007 De boodschap

 

Het gekletter tegen de ruiten verried regen. Binnen zat een man te typen en zijn vingers vlogen over de toetsen. Hij schreef een verhaal over bovennatuurlijke verschijnselen waarbij de hoofdpersoon net in een spannende fase bezig was een heldenrol te vervullen. Een lichtflits zette plots de kamer in een heldere gloed. De man schrok even op maar herstelde zich spoedig. "Onweer!" meende hij en typte haastig door. Buiten voltrokken zich echter zaken die op zijn zachtst gezegd ongewoon genoemd konden worden. Een luchtschip, gering van omvang landde namelijk op het balkon van eerder genoemde schrijver. Uit het ding kwamen via een luikje twee vreemde wezentjes. "Hier zijn de vibraties het sterkst!" sprak het ene wezentje in zijn eigen taal. "Zeker baas!" bevestigde zijn ondergeschikte.
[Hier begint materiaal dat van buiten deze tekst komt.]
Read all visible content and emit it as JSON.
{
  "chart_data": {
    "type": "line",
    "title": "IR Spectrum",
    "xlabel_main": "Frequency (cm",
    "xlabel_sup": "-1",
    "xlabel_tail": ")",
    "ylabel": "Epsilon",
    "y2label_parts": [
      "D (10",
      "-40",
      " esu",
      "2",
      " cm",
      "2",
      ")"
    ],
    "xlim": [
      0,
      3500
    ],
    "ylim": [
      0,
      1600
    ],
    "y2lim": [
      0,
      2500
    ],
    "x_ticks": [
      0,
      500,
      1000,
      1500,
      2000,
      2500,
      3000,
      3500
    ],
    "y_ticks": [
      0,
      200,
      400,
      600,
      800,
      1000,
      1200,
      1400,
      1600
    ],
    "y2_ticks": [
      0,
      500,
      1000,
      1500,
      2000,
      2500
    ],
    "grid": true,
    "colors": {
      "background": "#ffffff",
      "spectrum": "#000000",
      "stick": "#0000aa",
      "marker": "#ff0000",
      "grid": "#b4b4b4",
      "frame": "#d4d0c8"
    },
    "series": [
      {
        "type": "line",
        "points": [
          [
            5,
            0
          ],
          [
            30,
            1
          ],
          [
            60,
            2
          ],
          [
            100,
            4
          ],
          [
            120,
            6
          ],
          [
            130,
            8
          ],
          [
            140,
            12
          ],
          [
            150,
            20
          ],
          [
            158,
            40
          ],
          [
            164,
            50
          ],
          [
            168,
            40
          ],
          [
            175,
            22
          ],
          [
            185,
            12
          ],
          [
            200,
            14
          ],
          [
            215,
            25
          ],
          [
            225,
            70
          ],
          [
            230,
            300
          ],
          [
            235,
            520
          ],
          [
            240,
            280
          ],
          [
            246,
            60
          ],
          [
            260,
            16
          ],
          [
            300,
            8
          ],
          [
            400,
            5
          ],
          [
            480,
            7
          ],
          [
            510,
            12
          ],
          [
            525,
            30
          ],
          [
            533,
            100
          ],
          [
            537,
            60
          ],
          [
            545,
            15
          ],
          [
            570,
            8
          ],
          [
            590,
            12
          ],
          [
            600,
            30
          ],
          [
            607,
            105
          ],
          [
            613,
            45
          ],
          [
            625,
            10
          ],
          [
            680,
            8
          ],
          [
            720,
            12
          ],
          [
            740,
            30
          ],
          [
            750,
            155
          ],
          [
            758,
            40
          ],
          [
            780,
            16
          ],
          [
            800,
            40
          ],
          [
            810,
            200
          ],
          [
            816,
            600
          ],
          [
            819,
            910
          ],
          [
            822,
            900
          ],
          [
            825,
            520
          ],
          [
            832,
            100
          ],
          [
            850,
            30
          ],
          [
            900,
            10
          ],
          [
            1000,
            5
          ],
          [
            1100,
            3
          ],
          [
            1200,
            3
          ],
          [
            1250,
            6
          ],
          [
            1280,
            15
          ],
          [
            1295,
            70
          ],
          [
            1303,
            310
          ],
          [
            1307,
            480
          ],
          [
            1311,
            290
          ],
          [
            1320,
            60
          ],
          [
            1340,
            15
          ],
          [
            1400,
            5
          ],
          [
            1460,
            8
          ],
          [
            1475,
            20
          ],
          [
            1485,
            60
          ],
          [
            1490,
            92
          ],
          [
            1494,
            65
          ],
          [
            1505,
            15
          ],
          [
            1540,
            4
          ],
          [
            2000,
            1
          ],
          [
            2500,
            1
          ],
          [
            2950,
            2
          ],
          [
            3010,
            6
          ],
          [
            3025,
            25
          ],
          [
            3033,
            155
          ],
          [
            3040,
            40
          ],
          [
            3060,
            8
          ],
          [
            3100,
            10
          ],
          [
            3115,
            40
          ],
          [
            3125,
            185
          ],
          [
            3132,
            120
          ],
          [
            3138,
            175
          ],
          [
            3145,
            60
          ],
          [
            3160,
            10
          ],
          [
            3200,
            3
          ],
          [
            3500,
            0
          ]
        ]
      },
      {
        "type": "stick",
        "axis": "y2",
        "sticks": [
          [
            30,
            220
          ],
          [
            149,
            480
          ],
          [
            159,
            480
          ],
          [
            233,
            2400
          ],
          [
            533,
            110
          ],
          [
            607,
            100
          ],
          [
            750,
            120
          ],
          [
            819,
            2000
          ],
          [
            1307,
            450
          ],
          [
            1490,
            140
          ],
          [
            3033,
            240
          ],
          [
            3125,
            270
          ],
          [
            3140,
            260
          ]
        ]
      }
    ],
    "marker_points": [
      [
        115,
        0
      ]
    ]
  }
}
"Wat een klimaat op deze planeet!"

"Zeker baas!" beaamde de ander. Het bleek een niet erg spraakzaam baasje te zijn. "Primitief zijn die aardbewoners anders wel, maar gelukkig hadden we onderweg genoeg tijd om hun taal te leren. Wist jij trouwens dat ze overal op deze planeet verschillende talen spreken? Krankzinnig gewoon! Wat jij!"

"Zeker baas!" De schrijver had nog niet in de gaten wat er buiten gebeurde. Doch plotseling werd er hard tegen de ruiten van de balkondeur getikt. Stomverbaasd keek de schrijver naar de wezentjes. Hij was geheel sprakeloos. "Droom ik?" vroeg hij.

"Nee, je droomt niet, maar laat ons eens binnen als je wilt dan kunnen wij met elkaar praten." De schrijver voldeed aan dit verzoek. "Wij komen van ver en hebben een boodschap' stop er mee!"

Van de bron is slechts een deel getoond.